UCB and our partners are already scaling existing efforts within water-stressed areas in the region, and will leverage this experience to accelerate our impact. Using satellite-connected sensors, our extended team is currently monitoring the water supplies of over 2.5 million people in arid Kenya and Ethiopia. Additionally, our local and national partners are linking this data to regional water service providers, local government leaders, and national policy makers in order to create an accurate picture of resource availability, and thus improve water services and drought resilience. UCB is currently running impact evaluations in Kenya and Ethiopia focused on improving water access during extreme drought. Our data is being used by local utilities, non-profits, regional governments, national entities and international donors. Previously, in Rwanda, we demonstrated a 10x reduction in water system downtime (from 200 days to 20 days) using our sensor-triggered repair system. 

Furthermore, through the leadership of the USAID Sustainable Wash Systems Learning Partnership, UCB is refining the use of monitoring and management tools with systems- and network-strengthening activities toward sustainable water service delivery. Our aim under SWS is to provide USAID and the broader WASH sector with clear lessons and evidence on how and when to apply systems approaches - particularly around the sustainability of rural water and sanitation services, and including monitoring and maintenance tools and approaches - to inform the scaling of these approaches globally. These lessons can be directly and rapidly applied here.

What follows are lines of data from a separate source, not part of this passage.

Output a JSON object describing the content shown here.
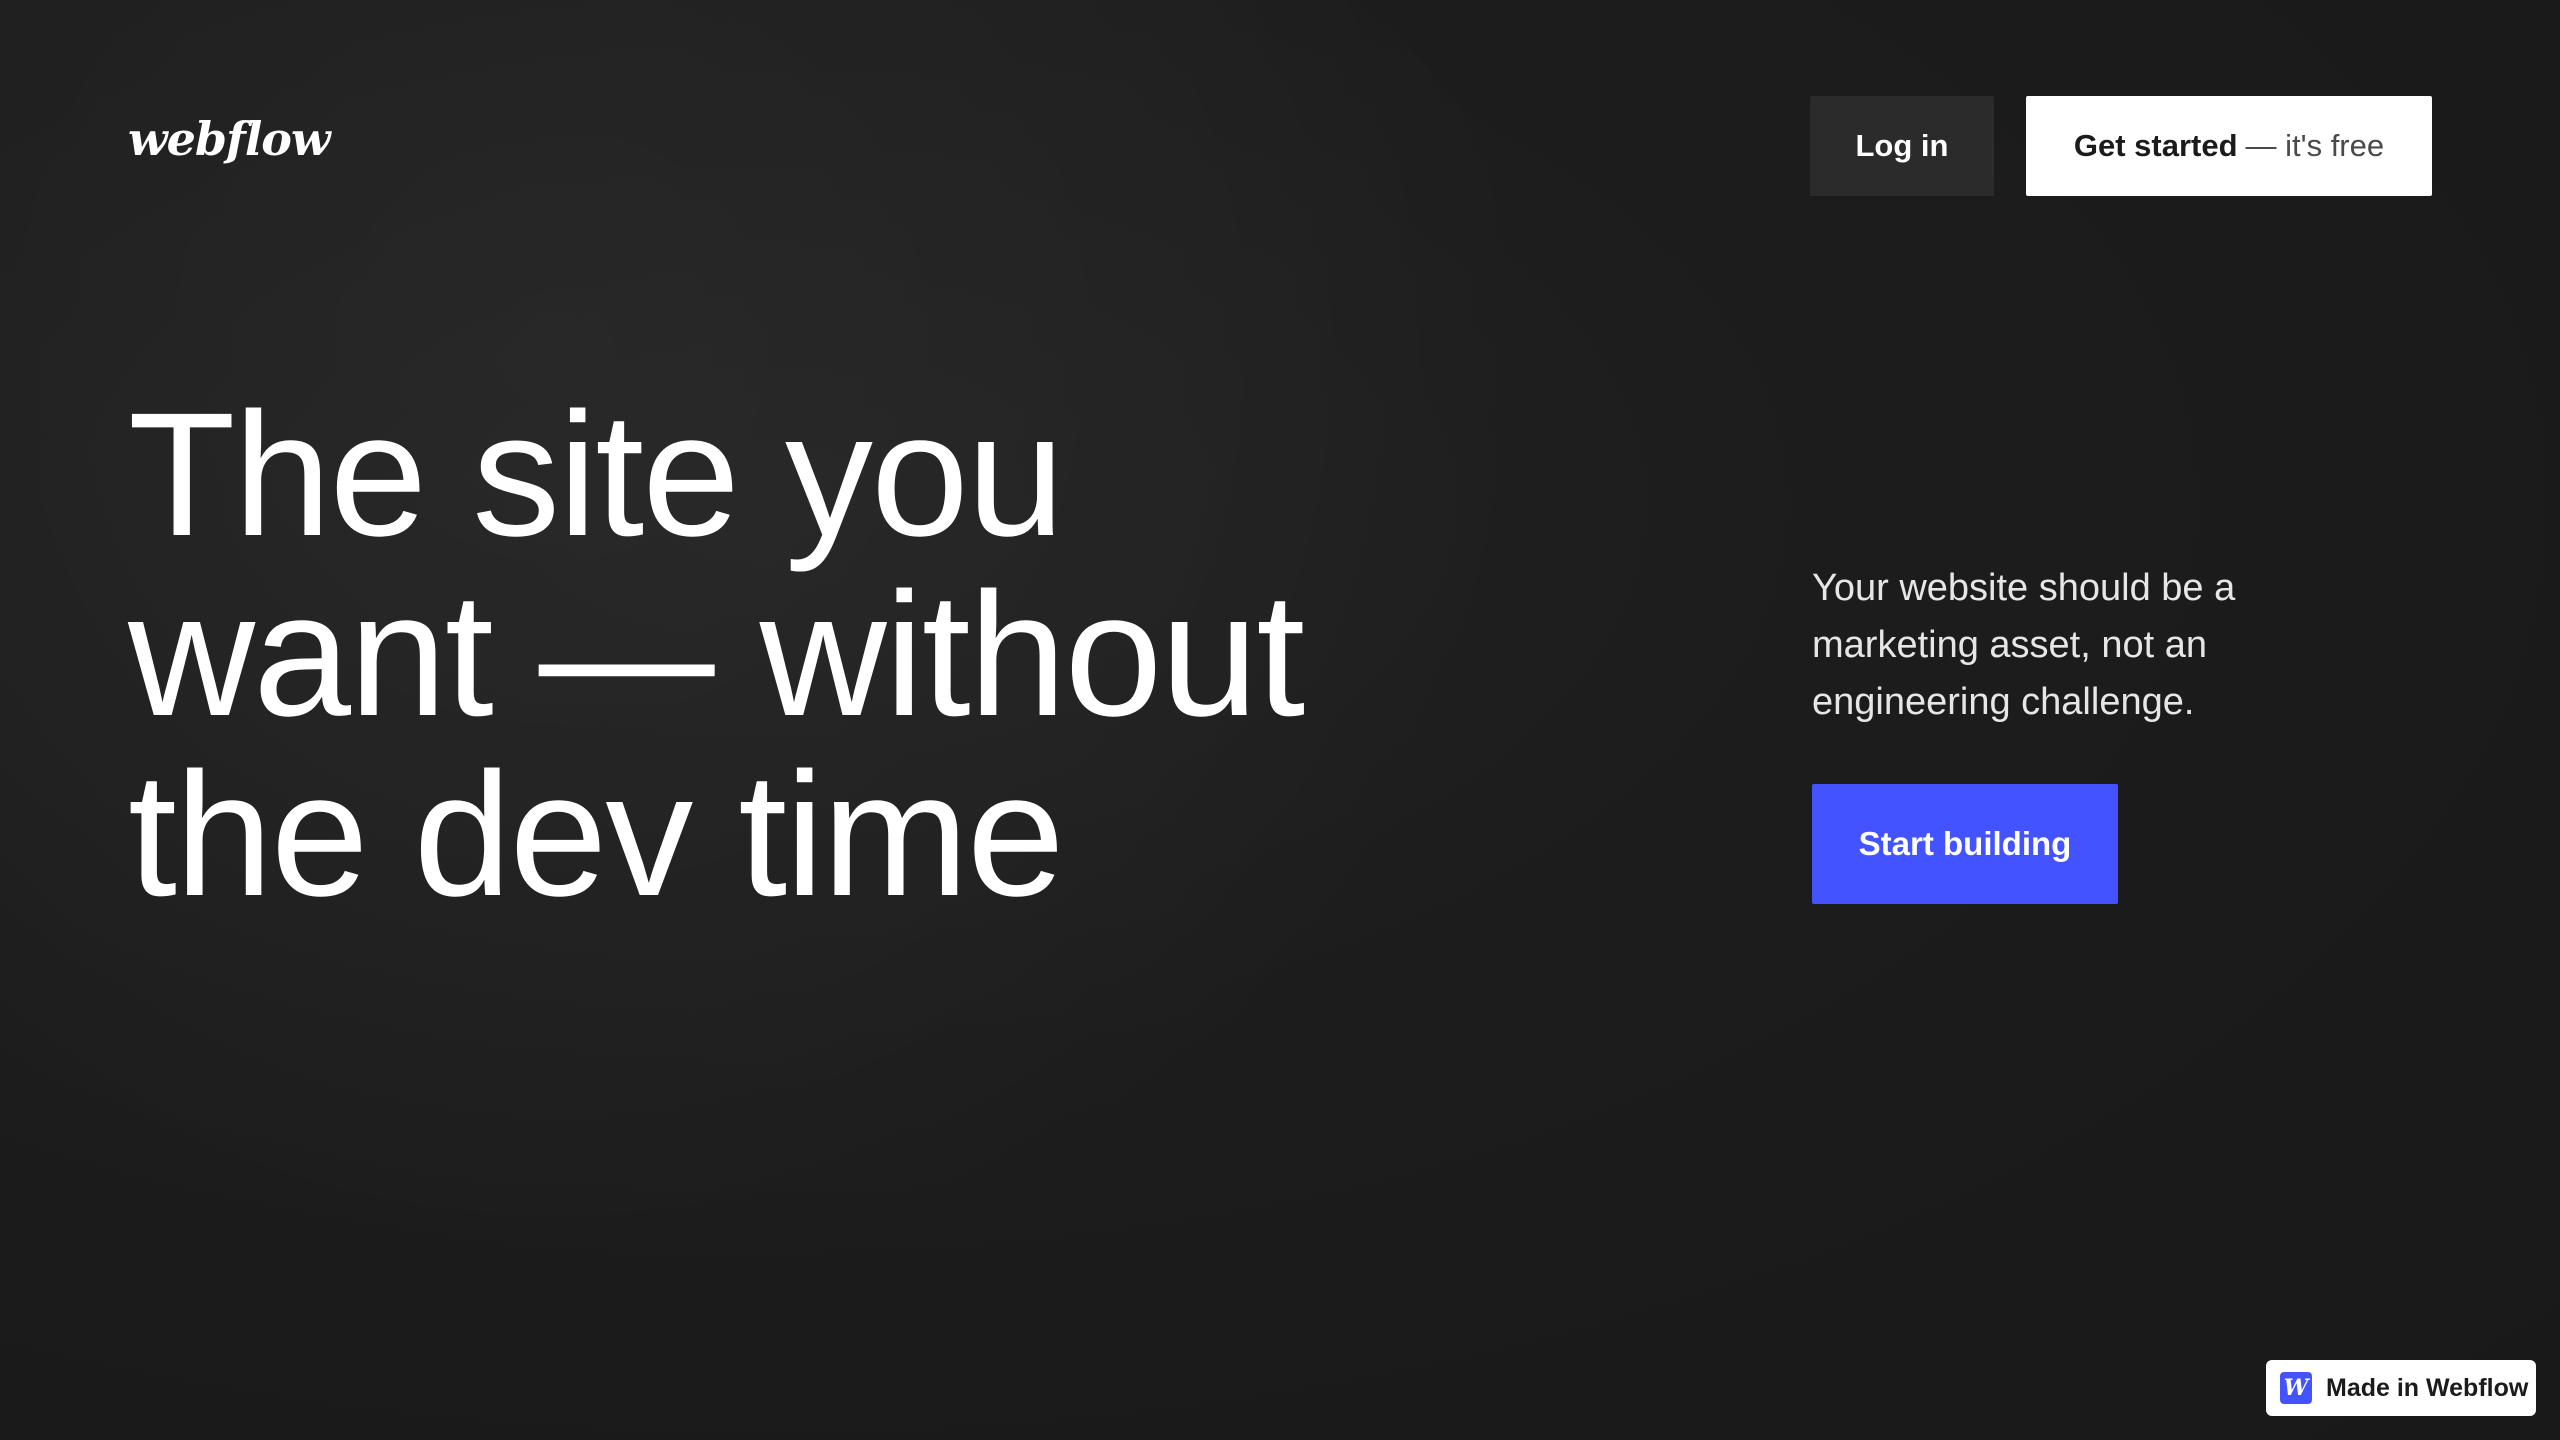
{
  "header": {
    "logo_text": "webflow",
    "login_label": "Log in",
    "get_started_strong": "Get started",
    "get_started_suffix": "— it's free"
  },
  "hero": {
    "headline_lines": [
      "The site you",
      "want — without",
      "the dev time"
    ],
    "subtext": "Your website should be a marketing asset, not an engineering challenge.",
    "cta_label": "Start building"
  },
  "badge": {
    "icon_letter": "W",
    "label": "Made in Webflow"
  },
  "colors": {
    "background": "#1b1b1b",
    "accent": "#4353ff",
    "button_dark": "#2b2b2b",
    "button_light": "#ffffff"
  },
  "icons": {
    "badge_icon": "webflow-w-icon"
  }
}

The Millennium Water Alliance (MWA) will leverage expertise at convening partnerships between government actors, NGOs and private sector partners to coordinate our work on the ground in the three countries. MWA currently leads a $35 million program with over 20 private, NGO, and government partners in five arid counties of northern Kenya. MWA is also convening a five-year program in Ethiopia focused on the use of systems strengthening and facilitation approaches to strengthen water and sanitation systems district-wide for improved service delivery. MWA members, including CARE, IRC WASH, World Vision, Food for the Hungry and Catholic Relief Services, have long-term relationships with community, government, other local stakeholders, and extensive expertise working on water services and land planning and management in Kenya, Ethiopia and Somalia.